Confesiones más allá del tiempo
En el último trabajo del cantautor estadounidense hay blues, rhythm & blues, un homenaje a Lennon y una larga oda al hundimiento del Titanic. Pero lo que sigue habiendo, siempre, son canciones que conmueven: precisas, metafóricas y profundas.
Por Cristian Vitale
Hay un mundo que se escapa. Un estado de cosas cuantitativo, atiborrado de información, creencias, hábitos, imágenes y músicas, que ocurre efímero, ansioso, leve. Una picadora mental en que la vida pasa rápida, urgente, como si el tiempo del tiempo, su velocidad, no calibrara con la naturaleza. Hay otro, contrario, en que todo parece volver a girar sobre su propio eje. Que ubica al tiempo en su dimensión y devuelve al hombre la sensación de ir acorde con su ritmo biológico. Algo que ocurre poco. Tal vez cuando el alma frena, se contrae y relaja. Cuando recibe un estímulo. Cada quien puede experimentar esta cosa de apagar el mundo y ver qué pasa de infinitas maneras, claro. Pero escuchar Tempest, último y flamante disco de Bob Dylan, podría ser una opción más que válida. El hombre está ahí, bien parado, hosco, activo y atento. Lúcido. No lo ampara el occidente musical que fue el de “Like a Rolling Stone”, “Desolation Row”, “Visions of Johanna” o “Mr. Tambourine Man”, por nombrar algunas de sus gemas, pero la suerte es que tal vez le importe poco. Muy poco.

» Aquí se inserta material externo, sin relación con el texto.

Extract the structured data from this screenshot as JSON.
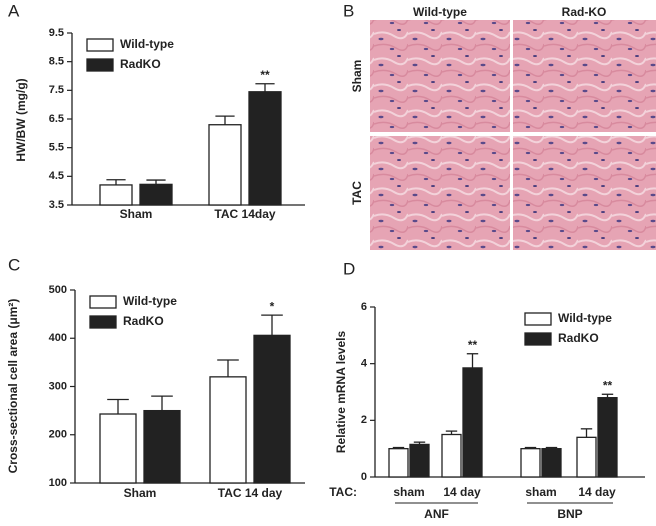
{
  "chart_data": [
    {
      "type": "bar",
      "panel": "A",
      "ylabel": "HW/BW (mg/g)",
      "categories": [
        "Sham",
        "TAC 14day"
      ],
      "ylim": [
        3.5,
        9.5
      ],
      "yticks": [
        3.5,
        4.5,
        5.5,
        6.5,
        7.5,
        8.5,
        9.5
      ],
      "legend": "upper left",
      "series": [
        {
          "name": "Wild-type",
          "color": "#ffffff",
          "values": [
            4.2,
            6.3
          ],
          "errors": [
            0.18,
            0.3
          ],
          "significance": [
            null,
            null
          ]
        },
        {
          "name": "RadKO",
          "color": "#222222",
          "values": [
            4.22,
            7.45
          ],
          "errors": [
            0.15,
            0.28
          ],
          "significance": [
            null,
            "**"
          ]
        }
      ]
    },
    {
      "type": "bar",
      "panel": "C",
      "ylabel": "Cross-sectional cell area (μm²)",
      "categories": [
        "Sham",
        "TAC 14 day"
      ],
      "ylim": [
        100,
        500
      ],
      "yticks": [
        100,
        200,
        300,
        400,
        500
      ],
      "legend": "upper left",
      "series": [
        {
          "name": "Wild-type",
          "color": "#ffffff",
          "values": [
            243,
            320
          ],
          "errors": [
            30,
            35
          ],
          "significance": [
            null,
            null
          ]
        },
        {
          "name": "RadKO",
          "color": "#222222",
          "values": [
            250,
            406
          ],
          "errors": [
            30,
            42
          ],
          "significance": [
            null,
            "*"
          ]
        }
      ]
    },
    {
      "type": "bar",
      "panel": "D",
      "ylabel": "Relative mRNA levels",
      "xlabel": "TAC:",
      "categories": [
        "sham",
        "14 day",
        "sham",
        "14 day"
      ],
      "groups": [
        "ANF",
        "BNP"
      ],
      "ylim": [
        0,
        6
      ],
      "yticks": [
        0,
        2,
        4,
        6
      ],
      "legend": "upper right",
      "series": [
        {
          "name": "Wild-type",
          "color": "#ffffff",
          "values": [
            1.0,
            1.5,
            1.0,
            1.4
          ],
          "errors": [
            0.04,
            0.12,
            0.04,
            0.3
          ],
          "significance": [
            null,
            null,
            null,
            null
          ]
        },
        {
          "name": "RadKO",
          "color": "#222222",
          "values": [
            1.15,
            3.85,
            1.0,
            2.8
          ],
          "errors": [
            0.08,
            0.5,
            0.04,
            0.12
          ],
          "significance": [
            null,
            "**",
            null,
            "**"
          ]
        }
      ]
    }
  ],
  "histology": {
    "panel": "B",
    "columns": [
      "Wild-type",
      "Rad-KO"
    ],
    "rows": [
      "Sham",
      "TAC"
    ]
  }
}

Dylan sigue haciendo canciones que conmueven. Precisas, metafóricas, químicas, profundas. No hay nada del show business, la industria o la demanda de estupideces, que le hagan torcer el temple. Crea desde un lugar impoluto, lejano. Ejecuta bajo el mismo plafón. Y conecta pasados, presentes y futuros sin tener, necesariamente, noción del tiempo, del qué hacer. Y ya no es necesario irse a sus primeros años folk, sus etapas rockers, Blonde on Blonde o el bellísimo Slow train coming para dar cuenta de ello. Puede reiniciarse su historia a partir de 1997 e igual subirlo a categoría de genio. Puntualmente en Time out of mind, su correlato en Love and Theft (2001) y el exquisito Modern Times, disco número 34, que tornó atemporal el “Rollin’ and Tumblin”, de Muddy Waters, reanimó la llama country-folk a través de “Workingman’s blues” o dio una nueva versión de su apocalipsis pagano mediante “Ain’t talkin”.
Tempest opera entonces como un mojón más en este largo devenir cíclico. Ahora, a los 71 años, con su voz ronca, modelada en arenas y años, Robert Zimmerman, de Minnesota, extirpa de sus entrañas un tono confesional amparado por melodías impecables, textos asombrosos y un pulso sonoro que precisamente coincide con un paso del tiempo real, natural. Que no condice, por lógica, con su distorsión. Que no es para usar y descartar. Es para siempre. Lo es el ragtime que abre el disco –“Duquesne whistle”– y lo son cualquiera de las piezas que sobrevienen: la blusera “Early roman kings”, el obstinado rhythm & blues a lo John Lee Hooker que emana de “Narrow Way” (“este es un país difícil para sobrevivir, las cuchillas están por todas partes y están destrozando mi piel”, canta sobre Estados Unidos). Lo es también el letargo vital que acompaña los fraseos intimistas de “Long and wasted years”, el recuerdo de Lennon a través de “Roll on John” –“Que tu luz brille (...) John”–, la épica encantadora de sus dos mejores piezas (“Scarlet Town” y “Tin angel”) o esa larga oda al hundimiento del Titanic que da nombre al disco y que tal vez resulte el único anclaje preciso de una obra que supera al tiempo. O que lo devuelve al sitio que el desborde tecnológico –y todos sus efectos– le quitó. Escuchar a Dylan, al cabo, sigue siendo una forma alternativa y sutil de refugiarse y desobedecer. De no dar pelota.